A dançarina se aproximou de meus ouvidos e disse:

– Não devia ter vindo aqui. Em seguida desapareceu.

Fiquei angustiado, solitário ali na mesa.

Comecei a gritar pelo nome de Amanda. Então, a dançarina reapareceu.

– Acalme-se - disse ela. - Há algo que o senhor precisa saber.

- Preciso entregar a passagem, a data é para amanhã, entende? Amanhã! - gritei.

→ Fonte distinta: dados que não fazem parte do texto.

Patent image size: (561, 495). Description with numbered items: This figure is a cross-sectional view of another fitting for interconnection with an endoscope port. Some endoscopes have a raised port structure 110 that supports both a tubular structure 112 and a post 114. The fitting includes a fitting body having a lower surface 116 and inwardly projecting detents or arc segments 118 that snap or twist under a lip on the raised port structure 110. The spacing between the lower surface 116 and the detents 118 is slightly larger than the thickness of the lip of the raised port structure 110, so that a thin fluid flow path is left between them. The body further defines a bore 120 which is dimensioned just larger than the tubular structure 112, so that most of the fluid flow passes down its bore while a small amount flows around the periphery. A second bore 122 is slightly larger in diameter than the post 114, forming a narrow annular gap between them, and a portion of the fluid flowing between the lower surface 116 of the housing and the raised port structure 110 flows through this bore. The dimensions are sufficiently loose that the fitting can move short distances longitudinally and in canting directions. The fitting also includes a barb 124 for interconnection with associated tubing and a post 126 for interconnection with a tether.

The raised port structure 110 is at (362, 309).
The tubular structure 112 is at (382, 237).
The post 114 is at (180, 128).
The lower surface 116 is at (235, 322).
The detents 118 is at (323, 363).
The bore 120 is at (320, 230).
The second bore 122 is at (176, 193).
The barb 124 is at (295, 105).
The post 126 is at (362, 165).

- Deixe que eu entrego a passagem.

- Eu quero entregar pessoalmente!

- O senhor não sabe de nada. Não se envolva.

~ Qual o problema?

– Amanda? Akitami? Chinesinha? O senhor está louco! - disse ela, agarrando-me o braço e acrescentou: - Encontre-me agora na rua do canal. Você deve sair já daqui!

Levantei-me meio cambaleante e saí da boate. Lá fora, o luminoso estava apagado. Ninguém na rua, meu carro não estava mais ali. 

Lá na esquina, de um táxi, saltava alguém. Aproximei-me, era a chinesinha.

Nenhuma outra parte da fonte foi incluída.